On October 7, 2024, Carter and the Magic agreed to a three–year, $58.7 million contract extension.

==National team career==
Carter played with the United States U17 team at the FIBA Under-17 Basketball World Cup, where he won gold.

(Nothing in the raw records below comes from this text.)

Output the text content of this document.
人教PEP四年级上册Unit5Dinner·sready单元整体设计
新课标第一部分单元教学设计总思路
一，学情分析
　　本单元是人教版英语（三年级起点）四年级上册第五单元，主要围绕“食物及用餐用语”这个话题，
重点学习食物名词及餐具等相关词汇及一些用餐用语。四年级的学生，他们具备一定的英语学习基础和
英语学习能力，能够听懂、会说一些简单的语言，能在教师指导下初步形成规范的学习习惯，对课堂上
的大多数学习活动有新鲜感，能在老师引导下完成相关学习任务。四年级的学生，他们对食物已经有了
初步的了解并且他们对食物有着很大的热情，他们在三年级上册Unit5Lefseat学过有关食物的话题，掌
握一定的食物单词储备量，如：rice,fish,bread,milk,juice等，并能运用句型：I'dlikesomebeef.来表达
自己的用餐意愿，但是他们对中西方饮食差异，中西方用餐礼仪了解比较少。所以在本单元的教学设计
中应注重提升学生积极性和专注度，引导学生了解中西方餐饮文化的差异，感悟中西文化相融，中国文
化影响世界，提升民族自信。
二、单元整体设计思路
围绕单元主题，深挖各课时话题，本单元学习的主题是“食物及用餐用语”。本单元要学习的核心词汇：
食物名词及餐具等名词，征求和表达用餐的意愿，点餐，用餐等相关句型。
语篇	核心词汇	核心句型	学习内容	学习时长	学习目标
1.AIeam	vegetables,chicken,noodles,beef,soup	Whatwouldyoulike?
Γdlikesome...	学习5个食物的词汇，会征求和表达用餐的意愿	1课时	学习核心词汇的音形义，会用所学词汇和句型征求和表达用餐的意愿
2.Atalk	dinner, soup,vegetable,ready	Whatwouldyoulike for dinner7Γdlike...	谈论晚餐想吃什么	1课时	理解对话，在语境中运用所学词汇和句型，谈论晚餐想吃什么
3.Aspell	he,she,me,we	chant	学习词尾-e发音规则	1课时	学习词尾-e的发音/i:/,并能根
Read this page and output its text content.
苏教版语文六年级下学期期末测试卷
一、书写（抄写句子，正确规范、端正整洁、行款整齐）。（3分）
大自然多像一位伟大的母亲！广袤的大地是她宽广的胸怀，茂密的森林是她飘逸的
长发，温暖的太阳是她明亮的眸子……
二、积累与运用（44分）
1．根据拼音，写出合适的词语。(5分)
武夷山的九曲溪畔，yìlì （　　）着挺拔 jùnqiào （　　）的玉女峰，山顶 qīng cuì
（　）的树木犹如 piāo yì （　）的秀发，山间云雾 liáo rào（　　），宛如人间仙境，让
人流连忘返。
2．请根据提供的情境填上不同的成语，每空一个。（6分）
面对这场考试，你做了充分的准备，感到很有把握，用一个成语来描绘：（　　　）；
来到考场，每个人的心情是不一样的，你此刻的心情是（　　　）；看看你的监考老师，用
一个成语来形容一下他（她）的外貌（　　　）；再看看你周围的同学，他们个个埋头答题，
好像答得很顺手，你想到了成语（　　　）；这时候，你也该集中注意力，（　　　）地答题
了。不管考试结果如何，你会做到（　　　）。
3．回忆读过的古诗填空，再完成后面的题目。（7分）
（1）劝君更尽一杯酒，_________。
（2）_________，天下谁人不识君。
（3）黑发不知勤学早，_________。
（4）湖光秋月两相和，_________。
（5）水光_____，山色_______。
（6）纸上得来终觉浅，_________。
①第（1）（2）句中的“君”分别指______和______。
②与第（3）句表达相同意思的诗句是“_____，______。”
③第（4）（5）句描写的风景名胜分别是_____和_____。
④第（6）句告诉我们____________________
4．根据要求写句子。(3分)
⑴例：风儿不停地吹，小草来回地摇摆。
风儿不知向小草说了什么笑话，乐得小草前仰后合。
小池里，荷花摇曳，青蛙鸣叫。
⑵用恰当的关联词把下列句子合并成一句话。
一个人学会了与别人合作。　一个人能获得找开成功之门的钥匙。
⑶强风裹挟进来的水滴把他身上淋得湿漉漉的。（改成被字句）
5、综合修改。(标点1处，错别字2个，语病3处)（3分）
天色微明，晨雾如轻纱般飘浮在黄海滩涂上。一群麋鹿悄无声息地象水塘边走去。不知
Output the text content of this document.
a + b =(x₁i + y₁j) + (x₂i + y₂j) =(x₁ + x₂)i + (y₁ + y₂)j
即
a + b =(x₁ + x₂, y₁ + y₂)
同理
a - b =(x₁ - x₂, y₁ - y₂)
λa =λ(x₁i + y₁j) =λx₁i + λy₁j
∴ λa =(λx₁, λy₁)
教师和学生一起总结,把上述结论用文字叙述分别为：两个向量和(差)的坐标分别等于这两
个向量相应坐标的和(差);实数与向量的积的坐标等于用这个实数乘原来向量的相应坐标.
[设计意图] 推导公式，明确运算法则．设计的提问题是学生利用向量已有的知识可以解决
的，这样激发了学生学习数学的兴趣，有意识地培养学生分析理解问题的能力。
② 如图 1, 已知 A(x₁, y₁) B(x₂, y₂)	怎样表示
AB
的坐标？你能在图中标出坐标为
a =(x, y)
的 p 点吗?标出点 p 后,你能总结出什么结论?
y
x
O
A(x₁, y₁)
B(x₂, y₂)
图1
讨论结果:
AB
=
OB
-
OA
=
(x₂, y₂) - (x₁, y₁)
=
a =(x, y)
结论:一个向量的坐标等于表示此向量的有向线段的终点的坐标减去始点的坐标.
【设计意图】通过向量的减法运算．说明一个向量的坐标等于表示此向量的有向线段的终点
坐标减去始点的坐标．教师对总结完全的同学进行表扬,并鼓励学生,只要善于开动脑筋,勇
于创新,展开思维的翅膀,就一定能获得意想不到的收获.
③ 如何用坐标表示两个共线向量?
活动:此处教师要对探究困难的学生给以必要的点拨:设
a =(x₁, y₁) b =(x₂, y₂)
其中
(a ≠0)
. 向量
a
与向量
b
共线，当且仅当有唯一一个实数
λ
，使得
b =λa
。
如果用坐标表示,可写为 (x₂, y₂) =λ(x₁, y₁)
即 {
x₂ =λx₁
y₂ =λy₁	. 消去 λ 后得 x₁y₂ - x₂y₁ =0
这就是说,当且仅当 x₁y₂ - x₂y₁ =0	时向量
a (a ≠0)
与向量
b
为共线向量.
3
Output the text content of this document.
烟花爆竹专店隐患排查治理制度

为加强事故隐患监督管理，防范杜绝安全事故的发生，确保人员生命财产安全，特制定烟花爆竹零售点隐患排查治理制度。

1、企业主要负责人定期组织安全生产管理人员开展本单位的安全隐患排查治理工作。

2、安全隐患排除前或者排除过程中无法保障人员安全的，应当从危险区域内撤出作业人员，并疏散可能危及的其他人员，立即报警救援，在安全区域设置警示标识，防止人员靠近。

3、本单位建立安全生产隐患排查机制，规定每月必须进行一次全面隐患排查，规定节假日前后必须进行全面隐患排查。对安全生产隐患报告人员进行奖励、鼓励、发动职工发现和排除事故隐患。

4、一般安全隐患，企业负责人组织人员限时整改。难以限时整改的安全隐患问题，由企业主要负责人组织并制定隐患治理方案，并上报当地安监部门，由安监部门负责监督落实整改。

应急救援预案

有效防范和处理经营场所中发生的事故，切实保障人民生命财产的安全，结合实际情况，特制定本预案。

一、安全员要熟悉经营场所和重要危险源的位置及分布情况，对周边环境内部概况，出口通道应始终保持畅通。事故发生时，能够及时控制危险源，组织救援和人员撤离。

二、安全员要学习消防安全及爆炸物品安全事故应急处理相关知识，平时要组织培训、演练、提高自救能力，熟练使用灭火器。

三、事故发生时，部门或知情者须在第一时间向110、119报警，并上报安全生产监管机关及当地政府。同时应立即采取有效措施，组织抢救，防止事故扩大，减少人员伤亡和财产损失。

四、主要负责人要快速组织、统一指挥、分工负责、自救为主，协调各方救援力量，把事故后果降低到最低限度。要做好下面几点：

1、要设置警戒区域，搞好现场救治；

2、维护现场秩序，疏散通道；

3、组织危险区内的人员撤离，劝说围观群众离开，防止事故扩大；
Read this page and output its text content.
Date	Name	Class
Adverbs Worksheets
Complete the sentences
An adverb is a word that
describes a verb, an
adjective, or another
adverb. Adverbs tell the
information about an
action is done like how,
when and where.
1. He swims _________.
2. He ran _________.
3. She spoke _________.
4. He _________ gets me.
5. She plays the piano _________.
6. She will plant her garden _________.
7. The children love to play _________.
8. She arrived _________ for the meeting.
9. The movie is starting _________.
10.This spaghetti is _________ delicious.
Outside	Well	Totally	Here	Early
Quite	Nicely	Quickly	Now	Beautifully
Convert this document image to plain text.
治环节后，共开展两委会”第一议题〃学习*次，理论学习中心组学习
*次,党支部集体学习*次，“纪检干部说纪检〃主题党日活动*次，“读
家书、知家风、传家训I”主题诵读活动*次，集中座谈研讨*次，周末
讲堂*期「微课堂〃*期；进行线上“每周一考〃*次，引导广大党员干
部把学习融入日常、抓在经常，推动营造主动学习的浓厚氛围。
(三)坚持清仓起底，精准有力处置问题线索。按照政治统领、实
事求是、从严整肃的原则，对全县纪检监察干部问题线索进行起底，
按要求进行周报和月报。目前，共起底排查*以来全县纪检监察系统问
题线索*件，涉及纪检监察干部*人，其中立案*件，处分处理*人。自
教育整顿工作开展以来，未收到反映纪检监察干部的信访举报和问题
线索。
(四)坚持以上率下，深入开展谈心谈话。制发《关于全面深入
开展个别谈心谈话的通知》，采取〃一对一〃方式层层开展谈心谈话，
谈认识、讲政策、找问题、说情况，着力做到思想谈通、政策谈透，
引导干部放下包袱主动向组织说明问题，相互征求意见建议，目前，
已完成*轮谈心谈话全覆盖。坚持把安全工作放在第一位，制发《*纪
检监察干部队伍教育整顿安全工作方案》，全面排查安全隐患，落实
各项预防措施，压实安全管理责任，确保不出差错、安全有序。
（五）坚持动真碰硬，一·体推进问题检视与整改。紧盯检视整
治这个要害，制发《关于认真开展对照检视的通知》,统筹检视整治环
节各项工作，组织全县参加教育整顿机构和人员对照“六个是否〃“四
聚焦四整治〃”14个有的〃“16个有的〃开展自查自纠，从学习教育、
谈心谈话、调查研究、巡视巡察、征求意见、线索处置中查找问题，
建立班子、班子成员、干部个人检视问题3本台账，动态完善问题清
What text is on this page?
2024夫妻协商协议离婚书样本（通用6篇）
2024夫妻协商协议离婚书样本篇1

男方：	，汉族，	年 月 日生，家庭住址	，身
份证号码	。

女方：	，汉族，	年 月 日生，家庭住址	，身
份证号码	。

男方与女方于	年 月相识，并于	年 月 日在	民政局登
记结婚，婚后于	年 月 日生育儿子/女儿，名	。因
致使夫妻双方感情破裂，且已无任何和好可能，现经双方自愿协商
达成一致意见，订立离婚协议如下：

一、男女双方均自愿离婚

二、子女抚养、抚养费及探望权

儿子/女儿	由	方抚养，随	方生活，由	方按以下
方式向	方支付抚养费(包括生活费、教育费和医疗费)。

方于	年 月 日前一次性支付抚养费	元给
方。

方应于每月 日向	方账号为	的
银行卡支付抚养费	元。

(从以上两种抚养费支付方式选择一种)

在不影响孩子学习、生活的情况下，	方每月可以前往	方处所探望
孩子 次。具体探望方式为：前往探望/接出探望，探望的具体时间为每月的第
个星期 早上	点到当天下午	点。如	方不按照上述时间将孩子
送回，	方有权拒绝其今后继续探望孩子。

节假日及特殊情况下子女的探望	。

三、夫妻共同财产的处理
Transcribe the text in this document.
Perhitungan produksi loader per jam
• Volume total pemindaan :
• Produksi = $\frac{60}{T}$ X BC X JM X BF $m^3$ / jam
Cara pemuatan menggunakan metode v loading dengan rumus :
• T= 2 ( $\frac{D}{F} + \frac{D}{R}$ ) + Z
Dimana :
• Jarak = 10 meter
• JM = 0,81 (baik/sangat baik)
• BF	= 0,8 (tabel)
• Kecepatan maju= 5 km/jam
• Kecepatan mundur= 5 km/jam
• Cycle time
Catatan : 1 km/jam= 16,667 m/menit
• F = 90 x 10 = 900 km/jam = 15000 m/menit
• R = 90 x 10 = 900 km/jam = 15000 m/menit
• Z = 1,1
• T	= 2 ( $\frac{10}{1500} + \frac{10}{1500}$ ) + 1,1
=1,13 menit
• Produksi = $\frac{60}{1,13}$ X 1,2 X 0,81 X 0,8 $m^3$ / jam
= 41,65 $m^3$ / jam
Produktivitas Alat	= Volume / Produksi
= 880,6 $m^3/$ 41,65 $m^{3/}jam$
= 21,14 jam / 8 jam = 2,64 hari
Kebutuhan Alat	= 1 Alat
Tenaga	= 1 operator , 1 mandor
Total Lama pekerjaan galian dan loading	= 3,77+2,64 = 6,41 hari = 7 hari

As well, he was named to the All-Tournament Team, along with teammate Collin Sexton.

==Career statistics==

===NBA===
====Regular season====

| Year | Team | GP | GS | MPG | FG% | 3P% | FT% | RPG | APG | SPG | BPG | PPG |
| 2018–19 | Chicago | 44 | 44 | 25.2 | .485 | .188 | .795 | 7.0 | 1.8 | .6 | 1.3 | 10.3 |
| 2019–20 | Chicago | 43 | 43 | 29.2 | .534 | .207 | .737 | 9.4 | 1.2 | .8 | .8 | 11.3 |
| 2020–21 | Chicago | 32 | 25 | 24.7 | .512 | .364 | .739 | 7.8 | 2.2 | .6 | .8 | 10.9 |
| Orlando | 22 | 19 | 26.5 | .493 | .241 | .721 | 8.8 | 1.6 | .8 | .8 | 11.7 |
| 2021–22 | Orlando | 62 | 61 | 29.9 | .525 | .327 | .691 | 10.5 | 2.8 | .6 | .7 | 15.0 |
| 2022–23 | Orlando | 57 | 54 | 29.6 | .525 | .356 | .738 | 8.7 | 2.3 | .5 | .6 | 15.2 |
| 2023–24 | Orlando | 55 | 48 | 25.6 | .525 | .374 | .694 | 6.9 | 1.7 | .6 | .5 | 11.0 |
| 2024–25 | Orlando | 68 | 51 | 25.9 | .460 | .234 | .737 | 7.2 | 2.0 | .8 | .6 | 9.1 |
| 2025–26 | Orlando | 78 | 78 | 29.3 | .512 | .319 | .792 | 7.4 | 2.0 | .8 | .6 | 11.8 |
| Career |  | 461 | 423 | 27.6 | .510 | .316 | .740 | 8.1 | 2.0 | .7 | .7 | 11.9 |

====Playoffs====

| Year | Team | GP | GS | MPG | FG% | 3P% | FT% | RPG | APG | SPG | BPG | PPG |
|---|---|---|---|---|---|---|---|---|---|---|---|---|
| 2024 | Orlando | 7 | 5 | 26.4 | .404 | .280 | .727 | 6.3 | 1.3 | .7 | .6 | 7.6 |
| 2025 | Orlando | 5 | 5 | 32.4 | .525 | .273 | .600 | 10.8 | 1.2 | .4 | .4 | 10.2 |
| 2026 | Orlando | 7 | 7 | 33.9 | .521 | .278 | .710 | 7.0 | 2.9 | .6 | 1.7 | 11.0 |
| Career |  | 19 | 19 | 30.7 | .481 | .278 | .692 | 7.7 | 1.8 | .6 | .9 | 9.5 |

===College===

| Year | Team | GP | GS | MPG | FG% | 3P% | FT% | RPG | APG | SPG | BPG | PPG |
|---|---|---|---|---|---|---|---|---|---|---|---|---|
| 2017–18 | Duke | 37 | 37 | 26.8 | .561 | .413 | .738 | 9.1 | 2.0 | .8 | 2.1 | 13.5 |

==Personal life==
Wendell's father, Wendell Sr., played professional basketball in the Dominican Republic after playing college basketball at Delta State University. His mother, Kylia Carter, played basketball at the University of Mississippi. On February 23, 2018, Carter was 1 of 25 college players identified in an FBI investigation as having received impermissible benefits as a college athlete as a result of his mother allegedly having had her lunch paid for by an agent nine months before he signed to play for Duke.